Na montagem do governo, Renan emplacou o filho no comando do Ministério dos Transportes. Ex-governador de Alagoas e senador eleito, Renan Filho (MDB) comanda uma das pastas com maior poder de investimentos da Esplanada dos Ministérios. No Senado, Renan pai foi indicado para a Liderança da Maioria, o que dá a ele palanque e espaço para negociar temas de interesse do presidente Lula. É com esse cacife que o ex-presidente do Senado enfrenta o adversário Arthur Lira.

Os embates se dão quase que diariamente, em declarações ácidas tanto no Congresso quanto nas redes sociais. No dia 22, Calheiros chamou Lira de "tiranete" em sua conta no Twitter, ao escrever que o adversário "quer rasgar a Constituição". Lira respondeu na mesma postagem que "o bom da liberdade de expressão é que permite até os bobos se manifestarem, embora, no geral, se comportem de maneira ridícula, panfletária e incendiária".
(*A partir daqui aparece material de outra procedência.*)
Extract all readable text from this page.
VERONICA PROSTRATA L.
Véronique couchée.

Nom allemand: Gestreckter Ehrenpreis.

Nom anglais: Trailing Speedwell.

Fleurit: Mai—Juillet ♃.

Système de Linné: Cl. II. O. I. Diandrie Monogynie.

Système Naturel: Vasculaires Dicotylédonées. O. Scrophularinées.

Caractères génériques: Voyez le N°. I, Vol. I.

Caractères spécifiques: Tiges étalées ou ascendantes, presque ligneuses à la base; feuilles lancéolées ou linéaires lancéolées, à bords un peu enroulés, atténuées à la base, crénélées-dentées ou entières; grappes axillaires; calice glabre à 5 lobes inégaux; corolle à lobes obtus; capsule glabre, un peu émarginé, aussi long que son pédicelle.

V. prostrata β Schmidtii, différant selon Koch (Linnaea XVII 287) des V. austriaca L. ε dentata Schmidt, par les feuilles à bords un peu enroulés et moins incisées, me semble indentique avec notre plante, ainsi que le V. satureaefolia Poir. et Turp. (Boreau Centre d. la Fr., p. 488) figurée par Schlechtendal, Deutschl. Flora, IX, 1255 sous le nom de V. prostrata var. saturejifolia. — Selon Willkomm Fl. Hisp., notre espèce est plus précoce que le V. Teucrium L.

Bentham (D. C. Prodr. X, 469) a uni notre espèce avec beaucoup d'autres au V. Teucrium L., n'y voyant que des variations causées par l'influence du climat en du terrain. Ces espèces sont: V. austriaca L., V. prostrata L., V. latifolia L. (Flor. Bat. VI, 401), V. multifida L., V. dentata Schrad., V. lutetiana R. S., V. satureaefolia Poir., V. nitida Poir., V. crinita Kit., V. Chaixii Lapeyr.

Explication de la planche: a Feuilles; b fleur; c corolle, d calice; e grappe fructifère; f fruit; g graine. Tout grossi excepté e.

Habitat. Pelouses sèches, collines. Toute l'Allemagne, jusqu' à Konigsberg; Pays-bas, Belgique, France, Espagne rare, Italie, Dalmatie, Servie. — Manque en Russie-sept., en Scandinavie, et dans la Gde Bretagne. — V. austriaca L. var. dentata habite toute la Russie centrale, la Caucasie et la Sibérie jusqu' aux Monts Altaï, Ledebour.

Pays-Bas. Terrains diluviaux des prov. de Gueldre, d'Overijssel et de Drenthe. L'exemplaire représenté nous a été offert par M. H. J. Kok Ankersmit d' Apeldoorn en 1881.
Ao chamar Renan para uma conversa no Palácio do Planalto, na semana passada, o ministro de Relações Institucionais, Alexandre Padilha, traçou os cenários possíveis para a crise que pode afetar a tramitação de medidas provisórias essenciais para o governo, como as que criam ministérios e reeditam os programas Bolsa Família e Minha casa, minha vida. Ele recebeu do senador a garantia de que, se as comissões mistas forem instaladas, o presidente do Senado, Rodrigo Pacheco, que também preside o Congresso Nacional, tem a prerrogativa de indicar os deputados do colegiado caso Lira se negue a fazer as indicações.

Histórico de brigas

Essa não é a primeira vez que Renan Calheiros enfrenta um presidente da Câmara dos Deputados. Quando presidiu o Senado pela segunda vez, entre 2013 e 2017, o parlamentar alagoano antagonizou com o então presidente da Câmara, Eduardo Cunha, que era do mesmo partido, o MDB, diversas vezes. Renan via com preocupação a determinação de Cunha em fazer avançar o processo de impeachment contra a então presidente Dilma Rousseff e acusava o presidente da Câmara de "tumultuar" o processo legislativo. Depois do impeachment, Eduardo Cunha acabou enfrentando, ele próprio, um processo de cassação por ter mentido na CPI que apurava corrupção na Petrobras, investigada no âmbito da Operação Lava-Jato. O deputado fluminense perdeu o mandato em setembro de 2016, um mês depois de o Congresso tirar Dilma Rousseff da Presidência da República. 

Cronologia da guerra das MPs

6 de maio

Lira diz em São Paulo que o governo “ainda não tem uma base consistente nem na Câmara nem no Senado para enfrentar matérias de maioria simples, quanto mais matéria de quórum constitucional”.

21 de maio

Lira recusa convite de Lula para integrar a delegação brasileira que iria à China.
Ministro Alexandre Padilha se reúne, no Palácio do Planalto, com o líder da Maioria no Senado, Renan Calheiros, para avaliar as alternativas de tramitação das medidas provisórias do governo.

22 de maio

Arthur Lira e Rodrigo Pacheco se reúnem na residência oficial do presidente da Câmara para uma última (e frustrada) tentativa de acordo.

Renan Calheiros apresenta, no Plenário do Senado, a questão de ordem para restabelecer as comissões mistas de análise das MPs, com apoio da maioria governista.

23 de maio

Rodrigo Pacheco acata a questão de ordem, com apoio de todos os partidos no Senado, inclusive os da oposição, e declara, em entrevista, que a decisão é de uma “obviedade muito grande”.
Arthur Lira convoca entrevista coletiva e diz que decisão do Senado é “truculenta”.

24 de maio

Com diagnóstico de broncopneumonia, o presidente Lula reúne o Conselho Político no Palácio da Alvorada para discutir a crise institucional no Congresso, que pode pôr em risco a aprovação de medidas provisórias de interesse do governo.

Arthur Lira vai ao Palácio da Alvorada para conversar com o presidente e expôr sua insatisfação com a mudança no rito de tramitação das MPs.